Vineyard Wind half-owner Avangrid and Chicago-based Invenergy bought two leases each, at prices ranging from $4.9 million to $6.2 million.
The companies can now pursue permits for enough turbines to power a total of more than 2.3 million homes.
Had all eight leases been awarded, the output could have roughly doubled that, providing about 13 gigawatts of energy.
Invenergy was the winner of the offshore wind lease closest to the Outer Cape and one closer to Maine.
Avangrid won two others, just east of the one closest to the Cape.
All of the potential wind farms off the Outer Cape are expected to use floating turbines, because the water is too deep for turbines fixed to the ocean floor.

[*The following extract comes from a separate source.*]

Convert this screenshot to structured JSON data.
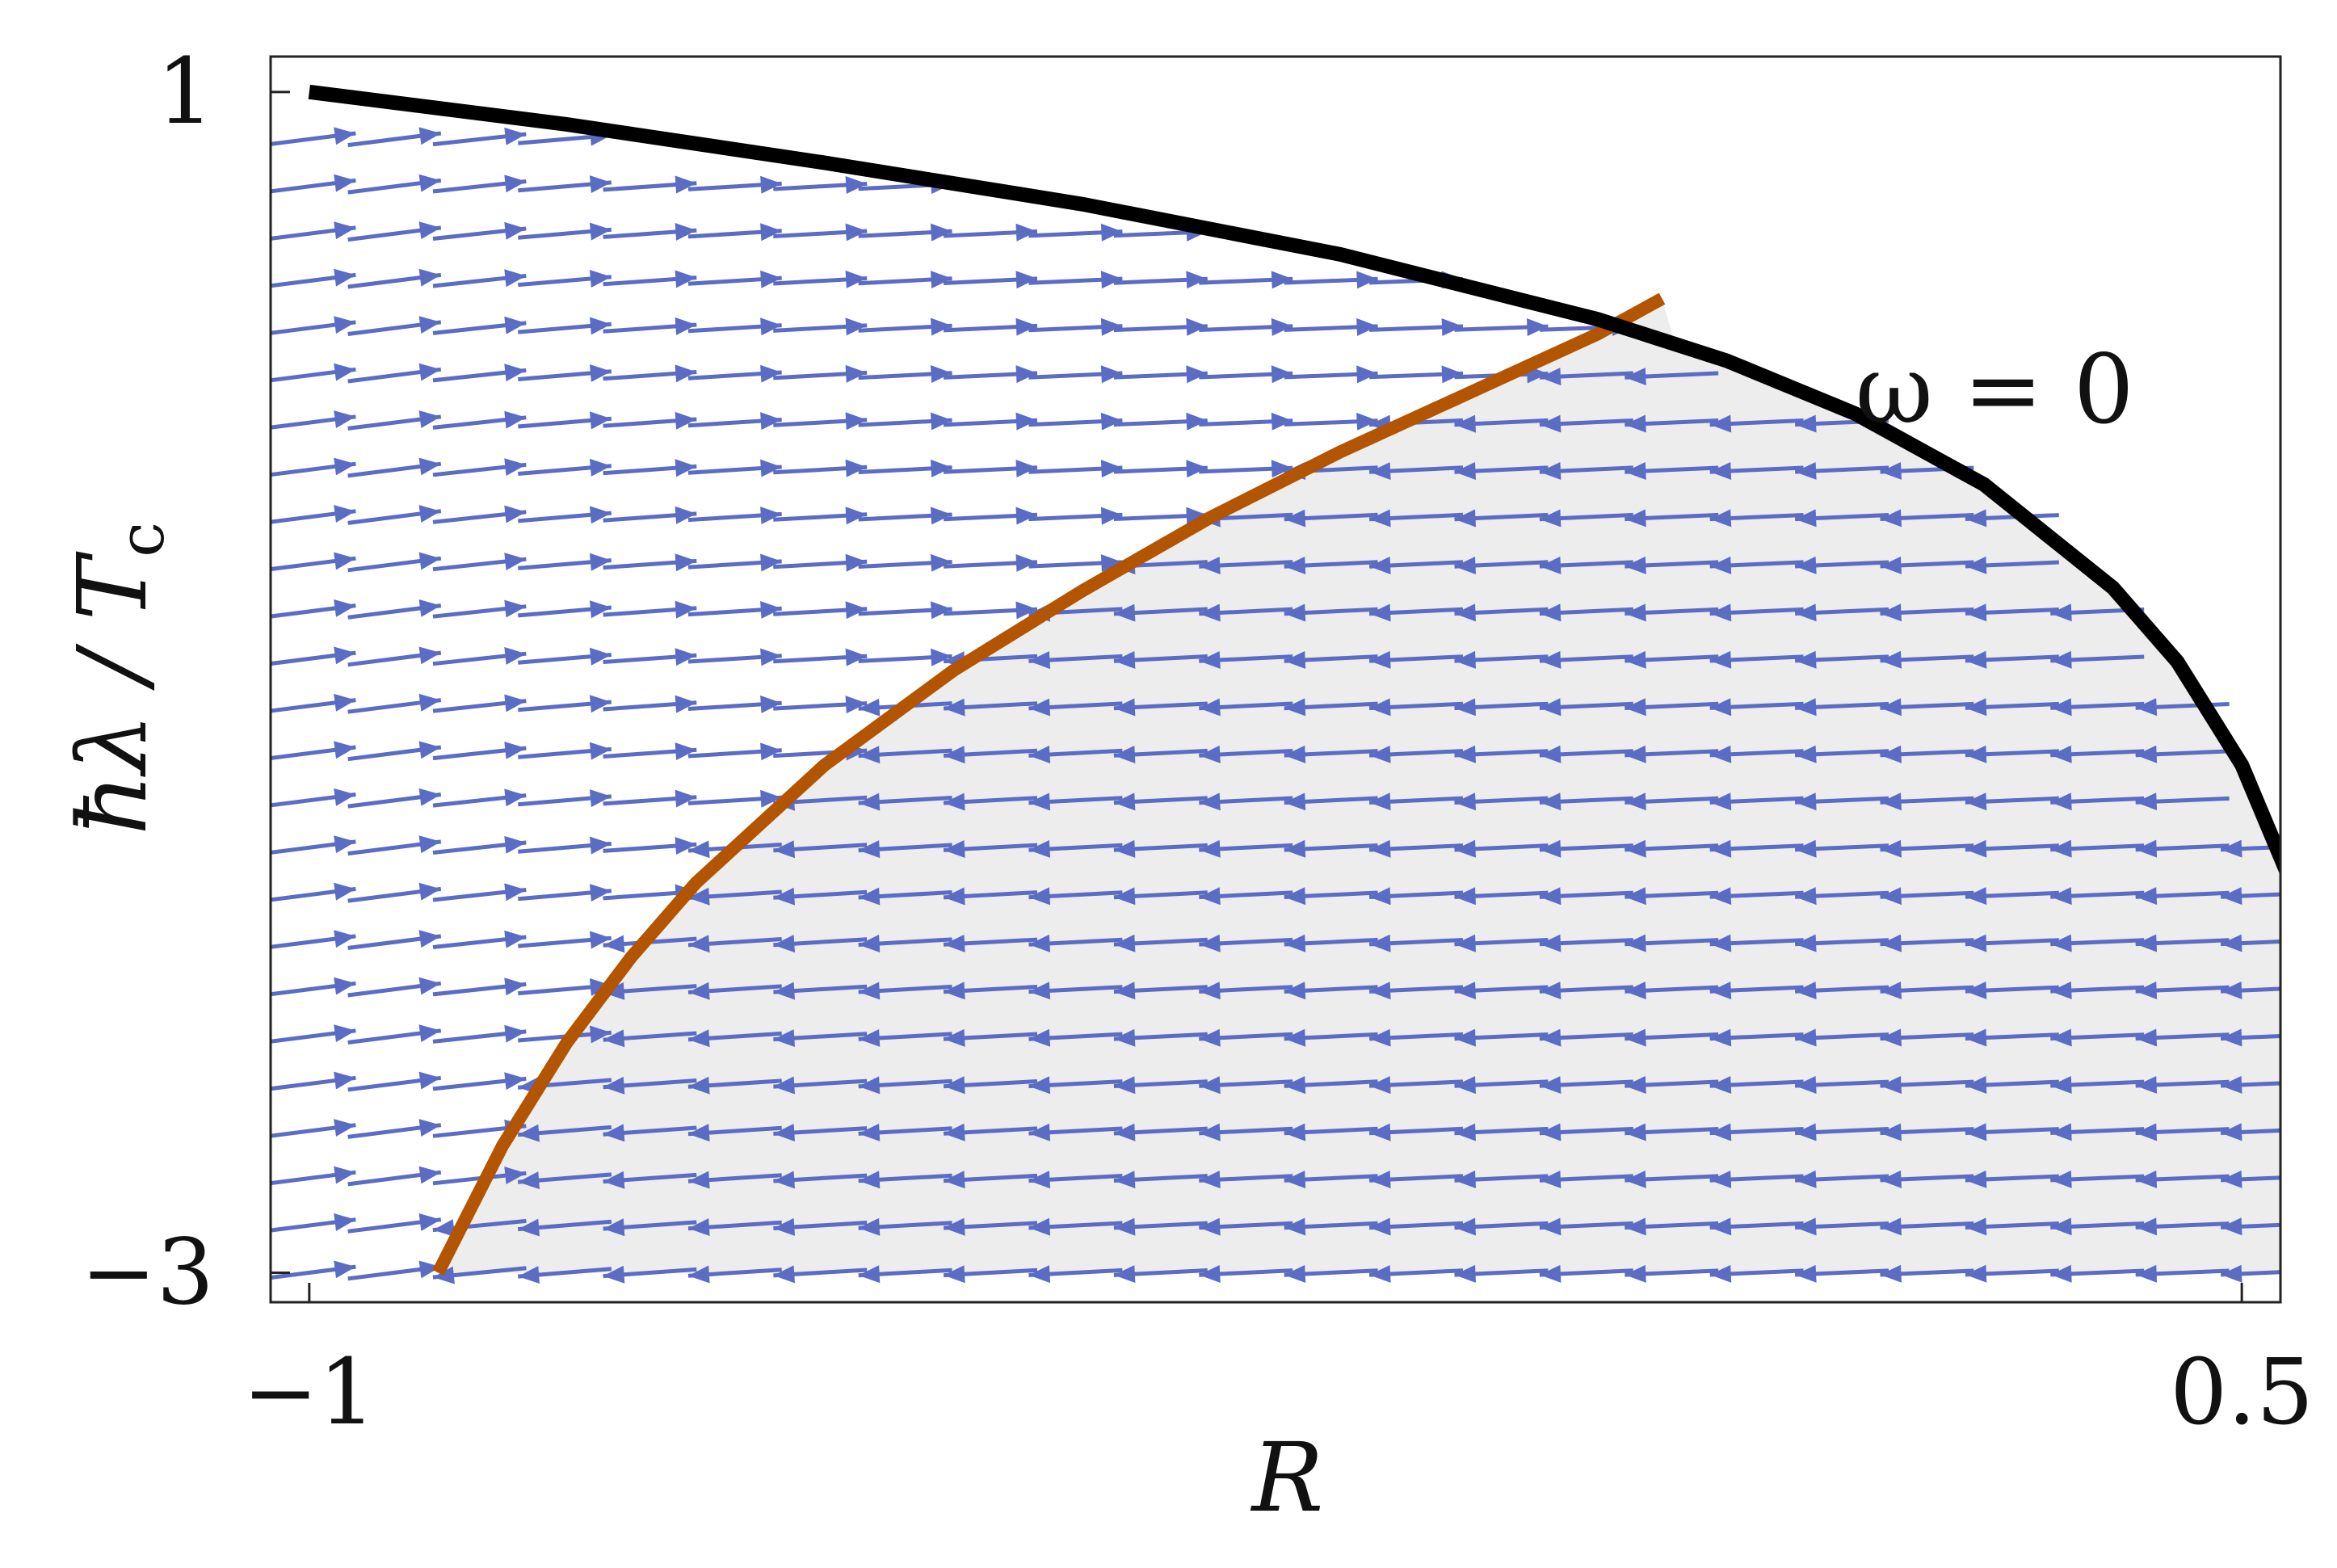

Speaking Thursday at a wind conference in New Bedford, Avangrid’s chief development officer, Ken Kimmell, said floating turbines are the future of offshore wind.
“Most of the offshore wind facilities in the world, and in the nation, have been built in kind of a sweet-spot area — areas off the coast that are shallow,” he said. “But the key thing to understand is we're actually running out of those places, both internationally and here in the United States.”
As deeper waters go, waters in the Gulf of Maine are attractive for floating turbines, he said.
“They're like 200 meters deep, as opposed to, for example, in California, 1,000 meters deep,” he said. “So these are very likely to be the first places in the United States where floating technology actually gets deployed.”